Plaintiffs commenced this medical malpractice action seeking damages for injuries sustained by Pamela Sisson (plaintiff) during an endometrial resection surgery performed by defendant.   The evidence presented at trial established that, during the surgery, defendant observed bleeding in the area of the cervix that is adjacent to the uterus.   Defendant engaged in various efforts to eliminate the bleeding and, after determining that it had stopped, he released plaintiff to a recovery room.   A CT scan performed shortly thereafter indicated that plaintiff had a large retroperitoneal bleed.   Complications from the hematoma that formed in plaintiff's retroperitoneal cavity as a result of the bleed later required plaintiff to undergo a hysterectomy, and she experienced other medical difficulties as well.   At the close of proof, the jury returned a verdict finding that defendant was not negligent in his care and treatment of plaintiff and that defendant did not deviate from accepted practice.

 Plaintiffs contend that Supreme Court erred in denying their motion to set aside the verdict in favor of defendant as against the weight of the evidence and for a new trial.   We reject that contention.   The parties presented conflicting expert testimony concerning defendant's alleged negligence, and we conclude that “ ‘the verdict is one reasonable persons could have rendered after receiving conflicting evidence’ ” (Mascia v.

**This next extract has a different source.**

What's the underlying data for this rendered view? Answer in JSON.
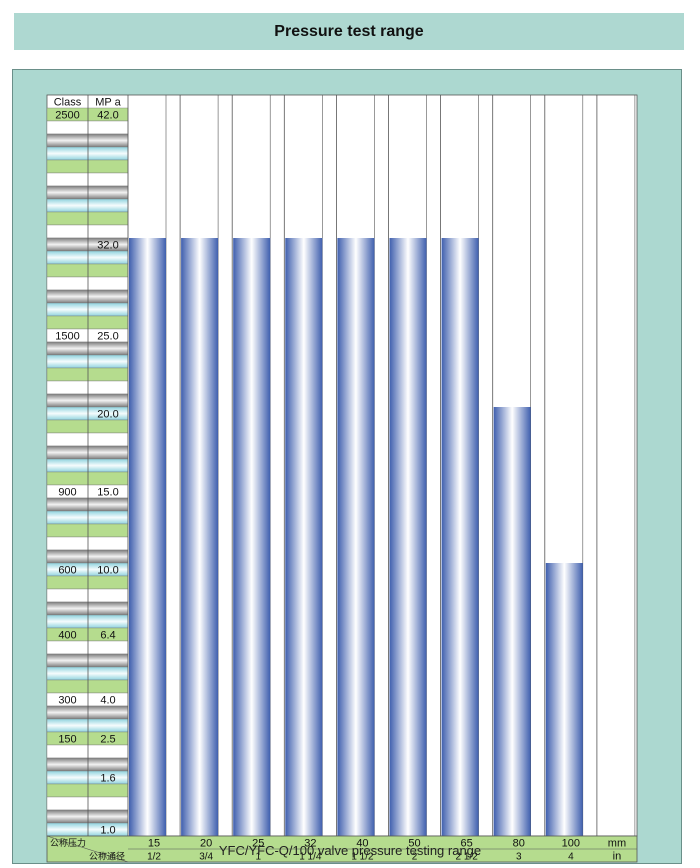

Olivia, 299 A.D.2d 883, 884, 750 N.Y.S.2d 688).   Indeed, “it was ‘for the jury to weigh the conflicting medical evidence and credit the opinion of one expert over that of another,’ ” and it cannot be said that there is no fair interpretation of the evidence to support the jury's verdict (id.).

 Contrary to the further contention of plaintiffs, they were not denied a fair trial by the alleged prejudicial effect of limited testimony concerning defendant's general reputation in the community. Plaintiffs “failed to establish that [such] limited testimony divert[ed] the jurors' attention from the issues to be determined, or otherwise deprived [plaintiffs] of a fair trial” (Coogan v. Torrisi, 47 A.D.3d 669, 669-670, 849 N.Y.S.2d 621 [internal quotation marks omitted] ).

It is hereby ORDERED that the judgment so appealed from is unanimously affirmed without costs.